Don Pepe se tait. Nos pas résonnent dans le patio vide.
« Je pars demain, me dit le vieux Basque. Encore deux ou trois voyages comme celui-ci et j’achète une maisonnette du côté de Saint-Jean-Pied-de-Port. Madame et moi y finirons nos jours. J’ai trimardé toute mon existence, j’ai besoin de repos. Bast ! Encore un petit effort… » Et le vieil homme se redresse, enfonce son chapeau et disparaît dans la nuit.
V
LE RETOUR
CHARBONNAGE
Fort-de-France ! avant-dernière étape sur la route du retour. La saison est plus fraîche. Je ne retrouve plus l’accablante chaleur, le miroitement aveuglant des eaux, l’éclat dur du ciel d’octobre. La lumière s’est voilée ; les teintes s’adoucissent légèrement. Mon regard s’attarde sur les filaos aux fins feuillages, les palmiers, les cimes nuageuses des volcans, sur tout ce décor des îles que peut-être je ne reverrai plus.
Sur le quai s’élève une montagne de charbon. Des passerelles de bois aboutissent aux écoutilles des soutes. Une centaine de négresses sont occupées au charbonnage. Elles prennent dans le tas, à la pelle, la poussière et les blocs noirs, jettent le tout dans un panier pesant au moins trente kilos. Une compagne les aide à charger le panier sur leurs têtes. Elles vont alors prendre la file devant un guichet où un ticket leur est délivré pour chaque panier. La nuque roidie, bien droite sous le lourd fardeau, elles attendent longtemps, trompant la fatigue et l’impatience par des jacassements rauques, des rires, des disputes. La plupart ont belle prestance, vues de dos, des jambes longues et luisantes, des cous musclés, lisses comme des tiges de palmier. L’une, en tête de la file, semble une déesse de bronze. Mais les visages sont hideux : mentons proéminents, larges pommettes, et dans tout ce noir les boules blanches des prunelles. Beaucoup ont de gros ventres et des mamelles en calebasse. Elles sont vêtues de loques souillées de poussières, d’oripeaux bizarres et sordides, de vieux sarraux, de cotonnades, de toile à sac ; coiffées d’invraisemblables chapeaux, de canotiers ramassés dans les ordures, de casques usés, de madras, de casquettes, de paniers renversés.
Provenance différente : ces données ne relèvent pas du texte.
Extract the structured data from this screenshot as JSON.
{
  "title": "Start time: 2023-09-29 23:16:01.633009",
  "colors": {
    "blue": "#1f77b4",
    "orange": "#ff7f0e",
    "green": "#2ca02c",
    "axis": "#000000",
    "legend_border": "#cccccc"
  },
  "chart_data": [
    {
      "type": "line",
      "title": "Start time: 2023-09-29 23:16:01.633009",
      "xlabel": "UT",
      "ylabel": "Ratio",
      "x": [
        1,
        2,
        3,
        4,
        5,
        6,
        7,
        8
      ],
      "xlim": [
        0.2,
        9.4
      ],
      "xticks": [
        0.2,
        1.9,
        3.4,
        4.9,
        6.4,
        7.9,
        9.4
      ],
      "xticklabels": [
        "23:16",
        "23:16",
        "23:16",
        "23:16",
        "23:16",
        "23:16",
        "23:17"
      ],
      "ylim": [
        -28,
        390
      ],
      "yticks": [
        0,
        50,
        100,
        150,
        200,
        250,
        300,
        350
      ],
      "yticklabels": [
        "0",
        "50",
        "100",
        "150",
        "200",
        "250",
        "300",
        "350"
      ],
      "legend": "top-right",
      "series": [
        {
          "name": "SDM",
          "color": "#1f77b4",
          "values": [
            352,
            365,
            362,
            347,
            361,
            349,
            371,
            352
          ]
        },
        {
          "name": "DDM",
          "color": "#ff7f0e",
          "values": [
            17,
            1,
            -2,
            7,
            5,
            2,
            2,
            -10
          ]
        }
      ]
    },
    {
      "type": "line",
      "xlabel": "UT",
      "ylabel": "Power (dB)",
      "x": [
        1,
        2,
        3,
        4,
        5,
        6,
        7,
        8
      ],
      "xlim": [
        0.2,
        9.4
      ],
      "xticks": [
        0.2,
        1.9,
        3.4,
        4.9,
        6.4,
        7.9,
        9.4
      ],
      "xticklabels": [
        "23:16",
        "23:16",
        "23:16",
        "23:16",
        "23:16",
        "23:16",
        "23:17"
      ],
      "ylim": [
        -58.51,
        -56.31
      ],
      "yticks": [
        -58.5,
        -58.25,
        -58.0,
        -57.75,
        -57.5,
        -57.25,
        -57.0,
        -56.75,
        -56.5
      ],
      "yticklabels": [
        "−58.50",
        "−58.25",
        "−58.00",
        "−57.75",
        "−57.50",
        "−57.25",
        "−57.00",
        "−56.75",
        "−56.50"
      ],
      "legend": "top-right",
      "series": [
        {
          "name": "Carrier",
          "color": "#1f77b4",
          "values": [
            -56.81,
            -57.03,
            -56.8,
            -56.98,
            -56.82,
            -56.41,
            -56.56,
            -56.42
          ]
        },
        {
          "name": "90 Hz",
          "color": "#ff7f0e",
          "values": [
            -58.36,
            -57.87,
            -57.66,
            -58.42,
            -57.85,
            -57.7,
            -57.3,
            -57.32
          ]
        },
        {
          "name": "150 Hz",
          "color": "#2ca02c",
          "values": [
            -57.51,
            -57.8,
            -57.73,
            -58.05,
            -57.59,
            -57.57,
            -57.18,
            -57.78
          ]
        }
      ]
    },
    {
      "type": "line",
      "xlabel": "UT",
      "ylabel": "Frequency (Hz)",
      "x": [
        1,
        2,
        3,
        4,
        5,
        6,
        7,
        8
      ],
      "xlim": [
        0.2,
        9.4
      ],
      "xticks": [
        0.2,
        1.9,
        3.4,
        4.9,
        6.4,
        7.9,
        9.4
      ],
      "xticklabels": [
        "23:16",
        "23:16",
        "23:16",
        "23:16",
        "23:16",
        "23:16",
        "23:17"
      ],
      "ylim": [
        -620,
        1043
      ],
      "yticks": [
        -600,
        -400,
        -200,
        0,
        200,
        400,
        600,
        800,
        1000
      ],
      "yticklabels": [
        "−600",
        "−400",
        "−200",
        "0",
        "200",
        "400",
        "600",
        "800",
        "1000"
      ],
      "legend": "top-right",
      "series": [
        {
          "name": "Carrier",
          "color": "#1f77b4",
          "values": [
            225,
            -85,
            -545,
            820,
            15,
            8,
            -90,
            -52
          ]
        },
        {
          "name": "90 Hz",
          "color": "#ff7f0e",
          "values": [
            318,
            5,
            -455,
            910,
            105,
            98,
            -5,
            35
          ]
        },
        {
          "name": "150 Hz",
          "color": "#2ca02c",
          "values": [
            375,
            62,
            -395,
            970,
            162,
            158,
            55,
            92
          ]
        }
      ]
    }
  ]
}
Les unes à la suite des autres, sur un signal, elles descendent la passerelle, vident d’un coup de tête la charge dans la gueule ouverte de la soute et courent de nouveau emplir leurs paniers. Tandis qu’elles piochent dans le tas de charbon, de gros quartiers s’écroulent, fumant d’une suie épaisse qui obscurcit l’air.
Un vacarme d’oiseaux criards rassemblés sur une plage. Deux femmes se prennent aux cheveux. Autour d’elles les autres jacassent, s’invectivent. Un nègre et un marsouin séparent les combattantes. Ce sont des cris, des hurlements, des grincements de poulies. Puis elles reprennent leur faction, droites sous la charge.
Elles accomplissent ce dur va-et-vient, des journées et des nuits entières, sous un soleil de plomb. Des machines remplaceraient aisément cette humanité esclave ; elles opéreraient plus vite, à moins de frais, épargneraient de la peine. Mais les charbonneuses ont fait une émeute, dès qu’on a parlé de leur enlever leurs paniers.